Iron ore futures rose on Tuesday, with the Singapore benchmark price hitting its highest in nearly five months after top steel producer China decided to scrap quarantine rules for inbound visitors, boosting investor sentiment.

China will stop requiring inbound travellers to go into quarantine starting from Jan. 8, a major step towards easing its strict COVID-19 containment policy that has curbed industrial activity and domestic demand, and ignited public unrest last month.

The most-traded May iron ore on China's Dalian Commodity Exchange climbed as much as 2.1% to 838 yuan ($120.45) a tonne, its highest since Dec. 16. It ended morning trade up 1.5% at 833 yuan.

On the Singapore Exchange, the steelmaking ingredient's benchmark January contract rose by as much as 2.7% to $113.50 a tonne, the loftiest since early August.

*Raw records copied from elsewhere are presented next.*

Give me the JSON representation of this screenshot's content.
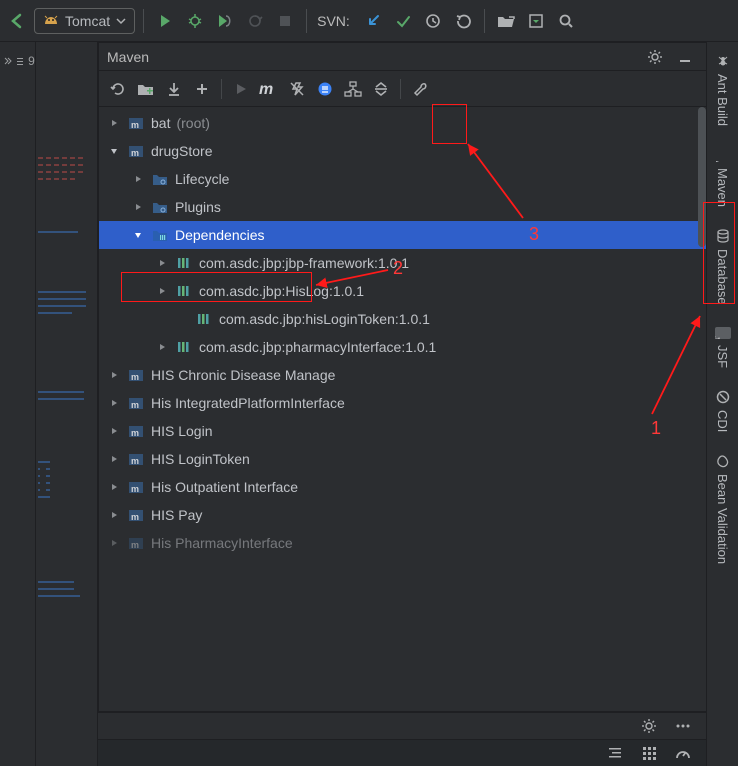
{
  "top": {
    "run_config": "Tomcat",
    "svn_label": "SVN:"
  },
  "gutter": {
    "num": "9"
  },
  "panel": {
    "title": "Maven"
  },
  "right_tabs": {
    "ant": "Ant Build",
    "maven": "Maven",
    "database": "Database",
    "jsf": "JSF",
    "cdi": "CDI",
    "bean": "Bean Validation"
  },
  "tree": {
    "bat": {
      "label": "bat",
      "suffix": "(root)"
    },
    "drugStore": {
      "label": "drugStore",
      "lifecycle": "Lifecycle",
      "plugins": "Plugins",
      "dependencies_label": "Dependencies",
      "deps": [
        "com.asdc.jbp:jbp-framework:1.0.1",
        "com.asdc.jbp:HisLog:1.0.1",
        "com.asdc.jbp:hisLoginToken:1.0.1",
        "com.asdc.jbp:pharmacyInterface:1.0.1"
      ]
    },
    "others": [
      "HIS Chronic Disease Manage",
      "His IntegratedPlatformInterface",
      "HIS Login",
      "HIS LoginToken",
      "His Outpatient Interface",
      "HIS Pay",
      "His PharmacyInterface"
    ]
  },
  "annotations": {
    "n1": "1",
    "n2": "2",
    "n3": "3"
  }
}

"(China's COVID) policy adjustments strengthen expectations for an economic recovery, and that may push prices higher," Sinosteel Futures analysts said in a note.

The upbeat mood also boosted steel benchmarks and prices of other steelmaking ingredients.

Rebar on the Shanghai Futures Exchange was up 2%, while hot-rolled coil rose 1.6%, wire rod climbed 1.3%, and stainless steel advanced 1.8%.

Near-term rebar and wire rod prices were likely to be range-bound this week as demand from Chinese end-users will weaken further amid the surge in infections and with the colder weather halting construction activities, according to Mysteel consultancy.

Dalian coking coal climbed 3.4% and coke gained 3.5%.